His attorney Tim Grace claimed this case isn’t about Catanzara’s actions, but rather CPD supervisors trying to “protect themselves.” He called Catanzara a “beacon of light in dark times,” going so far as to compare his client to Paul Revere for warning others that CPD supervisors follow a “separate set of rules” and must be held accountable.
Grace acknowledged some of Catanzara's language in the posts was “unsettling” and “vulgar.” But he argued that Catanzara never made any calls for violence or used racist or misogynistic language in the posts, and was simply responding to “internet trolls” who had used “despicable language toward him and fellow members of the Chicago Police Department.”
In a surprise move, Grace said Catanzara had planned to give his own closing statements Wednesday.

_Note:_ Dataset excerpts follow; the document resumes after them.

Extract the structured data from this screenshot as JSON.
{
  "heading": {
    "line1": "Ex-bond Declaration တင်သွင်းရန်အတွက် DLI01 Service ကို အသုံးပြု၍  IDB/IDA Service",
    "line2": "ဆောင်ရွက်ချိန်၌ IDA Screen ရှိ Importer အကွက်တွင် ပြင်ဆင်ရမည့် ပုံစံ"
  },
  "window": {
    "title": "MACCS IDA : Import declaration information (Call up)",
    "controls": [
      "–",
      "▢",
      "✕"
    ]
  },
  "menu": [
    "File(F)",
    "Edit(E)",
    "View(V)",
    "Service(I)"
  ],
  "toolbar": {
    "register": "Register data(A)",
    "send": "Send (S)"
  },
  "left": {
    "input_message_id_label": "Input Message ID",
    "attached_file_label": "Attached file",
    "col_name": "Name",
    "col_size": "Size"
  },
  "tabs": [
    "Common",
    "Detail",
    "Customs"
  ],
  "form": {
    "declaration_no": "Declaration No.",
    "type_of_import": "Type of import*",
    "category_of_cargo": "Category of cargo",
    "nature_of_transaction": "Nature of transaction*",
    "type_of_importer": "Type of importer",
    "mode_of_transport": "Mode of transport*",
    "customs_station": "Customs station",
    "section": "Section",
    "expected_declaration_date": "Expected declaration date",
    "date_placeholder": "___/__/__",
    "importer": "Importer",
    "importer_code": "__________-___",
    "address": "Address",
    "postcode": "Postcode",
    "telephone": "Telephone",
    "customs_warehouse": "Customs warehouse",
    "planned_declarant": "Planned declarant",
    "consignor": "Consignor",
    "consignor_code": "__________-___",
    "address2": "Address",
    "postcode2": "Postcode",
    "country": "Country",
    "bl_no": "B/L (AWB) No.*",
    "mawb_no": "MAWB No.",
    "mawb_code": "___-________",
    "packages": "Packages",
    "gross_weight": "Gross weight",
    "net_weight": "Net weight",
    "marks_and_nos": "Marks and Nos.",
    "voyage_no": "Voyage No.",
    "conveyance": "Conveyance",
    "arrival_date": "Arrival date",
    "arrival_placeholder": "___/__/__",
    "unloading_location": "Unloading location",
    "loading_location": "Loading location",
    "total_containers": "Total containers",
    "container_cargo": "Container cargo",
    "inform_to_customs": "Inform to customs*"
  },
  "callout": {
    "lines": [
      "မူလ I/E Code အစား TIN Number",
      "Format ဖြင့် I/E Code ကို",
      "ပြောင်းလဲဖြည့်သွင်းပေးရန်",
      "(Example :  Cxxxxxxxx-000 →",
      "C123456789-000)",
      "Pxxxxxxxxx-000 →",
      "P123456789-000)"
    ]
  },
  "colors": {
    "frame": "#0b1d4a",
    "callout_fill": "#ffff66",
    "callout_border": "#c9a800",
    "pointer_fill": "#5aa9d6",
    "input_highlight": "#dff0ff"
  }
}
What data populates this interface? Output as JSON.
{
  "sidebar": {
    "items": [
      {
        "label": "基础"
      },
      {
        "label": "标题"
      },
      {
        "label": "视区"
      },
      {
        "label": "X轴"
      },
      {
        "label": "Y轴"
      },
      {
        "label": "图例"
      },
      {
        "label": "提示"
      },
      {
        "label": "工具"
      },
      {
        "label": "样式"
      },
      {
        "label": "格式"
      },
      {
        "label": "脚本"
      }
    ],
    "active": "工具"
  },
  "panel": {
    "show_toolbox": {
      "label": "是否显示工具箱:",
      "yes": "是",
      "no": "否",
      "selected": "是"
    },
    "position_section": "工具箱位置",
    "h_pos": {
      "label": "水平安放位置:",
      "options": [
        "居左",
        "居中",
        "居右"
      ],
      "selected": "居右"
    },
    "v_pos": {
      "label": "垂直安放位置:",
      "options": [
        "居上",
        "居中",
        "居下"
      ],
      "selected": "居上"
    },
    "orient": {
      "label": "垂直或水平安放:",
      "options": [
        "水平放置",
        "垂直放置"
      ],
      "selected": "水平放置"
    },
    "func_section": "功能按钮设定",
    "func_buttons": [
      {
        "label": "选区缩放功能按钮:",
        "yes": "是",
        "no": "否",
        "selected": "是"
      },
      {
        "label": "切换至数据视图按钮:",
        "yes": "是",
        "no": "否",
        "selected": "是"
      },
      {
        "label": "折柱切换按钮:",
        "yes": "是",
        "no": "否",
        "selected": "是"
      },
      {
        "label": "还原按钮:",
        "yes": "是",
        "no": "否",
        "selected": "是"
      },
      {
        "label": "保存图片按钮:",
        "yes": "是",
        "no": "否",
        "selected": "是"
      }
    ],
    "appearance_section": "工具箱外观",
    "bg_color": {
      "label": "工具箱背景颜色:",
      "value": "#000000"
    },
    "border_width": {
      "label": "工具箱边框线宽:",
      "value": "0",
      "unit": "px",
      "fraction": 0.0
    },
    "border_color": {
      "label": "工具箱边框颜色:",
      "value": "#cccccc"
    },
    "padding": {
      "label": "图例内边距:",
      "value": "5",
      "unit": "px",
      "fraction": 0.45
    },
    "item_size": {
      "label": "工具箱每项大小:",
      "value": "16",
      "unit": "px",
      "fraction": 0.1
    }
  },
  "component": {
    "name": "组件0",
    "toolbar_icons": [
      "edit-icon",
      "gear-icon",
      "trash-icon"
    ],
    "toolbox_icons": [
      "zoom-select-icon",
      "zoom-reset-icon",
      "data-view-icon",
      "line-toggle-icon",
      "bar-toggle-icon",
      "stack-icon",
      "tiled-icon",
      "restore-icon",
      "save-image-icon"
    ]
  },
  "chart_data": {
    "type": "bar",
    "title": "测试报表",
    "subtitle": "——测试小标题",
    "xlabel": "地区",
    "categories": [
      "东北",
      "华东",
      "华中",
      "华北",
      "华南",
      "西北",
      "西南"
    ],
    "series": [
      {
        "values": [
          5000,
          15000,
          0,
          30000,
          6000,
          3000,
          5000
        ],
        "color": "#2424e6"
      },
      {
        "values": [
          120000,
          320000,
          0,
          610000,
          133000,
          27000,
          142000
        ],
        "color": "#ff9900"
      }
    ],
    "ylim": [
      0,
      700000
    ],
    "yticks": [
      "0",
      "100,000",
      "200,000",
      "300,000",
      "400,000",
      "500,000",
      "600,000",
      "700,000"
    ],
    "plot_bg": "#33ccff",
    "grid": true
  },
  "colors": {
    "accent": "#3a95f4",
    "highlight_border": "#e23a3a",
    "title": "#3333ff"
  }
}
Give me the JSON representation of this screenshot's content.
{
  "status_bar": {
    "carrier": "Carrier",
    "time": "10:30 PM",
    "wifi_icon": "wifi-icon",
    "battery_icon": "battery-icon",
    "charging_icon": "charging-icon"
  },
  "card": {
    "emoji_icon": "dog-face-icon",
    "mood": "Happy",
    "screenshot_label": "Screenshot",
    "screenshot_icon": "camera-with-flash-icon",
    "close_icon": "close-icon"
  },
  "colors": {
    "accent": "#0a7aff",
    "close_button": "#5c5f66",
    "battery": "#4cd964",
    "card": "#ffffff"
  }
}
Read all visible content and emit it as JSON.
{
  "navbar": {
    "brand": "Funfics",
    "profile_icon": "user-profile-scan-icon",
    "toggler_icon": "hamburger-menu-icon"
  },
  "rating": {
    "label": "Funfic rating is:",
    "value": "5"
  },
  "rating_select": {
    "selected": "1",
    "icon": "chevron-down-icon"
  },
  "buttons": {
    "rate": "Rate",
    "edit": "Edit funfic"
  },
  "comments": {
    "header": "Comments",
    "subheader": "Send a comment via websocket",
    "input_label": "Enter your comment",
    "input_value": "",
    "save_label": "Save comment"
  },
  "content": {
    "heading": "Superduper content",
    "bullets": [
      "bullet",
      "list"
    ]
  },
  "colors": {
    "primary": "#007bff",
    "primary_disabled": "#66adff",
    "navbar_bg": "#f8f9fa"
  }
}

But Catanzara didn’t have to wait long to begin speaking, as he was the first witness called Monday. Brown’s attorneys grilled him during a contentious back-and-forth about several Facebook posts Catanzara made on his personal page between 2016 and 2018.
In one, posted in November 2016, Catanzara wrote: “Wtf its (sic) seriously time to kill these m-----f-----s,” after a Wayne State University police officer was shot and killed in the line of duty.
Asked if he was advocating for vigilante justice in this post, Catanzara said no, he was calling for the death penalty. But asked a second time if he thought the offender should be killed, Catanzara replied: “Yeah, I was hoping when they’d catch him they’d kill him because I’m sick and tired of police officers getting killed.”
In January 2017, he wrote of Muslims, specifically those who support Sharia law: “Savages they all deserve a bullet” after viewing a graphic video of a woman being stoned to death.
Citing that post, Muslim Advocates, a national civil rights organization, lauded Catanzara’s decision to resign.
“It is unambiguously good news for the Chicago Police Department and for the many American Muslims in Chicago that John Catanzara has said he intends to retire immediately,” Muslim Advocates Communications Director Eric Naing said in a statement. “We hope he actually follows through on his promise.”
The lone post Catanzara said he did regret was one in which he stated: “Rahm Free City 2019 Make Chicago Great Again DRAIN THE CITY HALL SWAMP #MAGA.” On Monday, Catanzara — taking a dig at Lightfoot whom he’s butted heads with at every turn since they've each taken office — said he wished Emanuel was “still here.”
Catanzara repeatedly said he was not operating in his capacity as a police officer when he made these posts.
Also at issue during the hearing is a criminal incident report Catanzara filed against Eddie Johnson accusing him of “criminal trespass to state supported land” following a 2018 anti-violence march on the Dan Ryan Expressway.
Brown’s attorneys claimed he had no standing to file such a complaint. When Catanzara’s supervisor later terminated the report, Catanzara filed a second criminal incident report against that supervisor, Commander Ronald Pontecore, Jr., accusing him of obstructing justice.
Catanzara on Monday stood by those reports, claiming Johnson engaged in "criminal behavior" by participating in the march and Pontecore's actions did amount to obstruction. He said he sees himself as a "whistleblower."
“I am sitting in this chair as the spokesperson for thousands of officers who duly elected me to this position because they think and say the same stuff that I’m thinking and saying,” he said. “I’m just the one that’s taking the bullet, but I’m OK with that.”
This week's hearings are similar in process to a criminal trial. A hearing officer acts as the judge in the case, but the nine-member Police Board was set to eventually determine Catanzara’s fate after reviewing the testimony and evidence presented this week as well as a report from the hearing officer.
That decision was expected to come sometime early next year.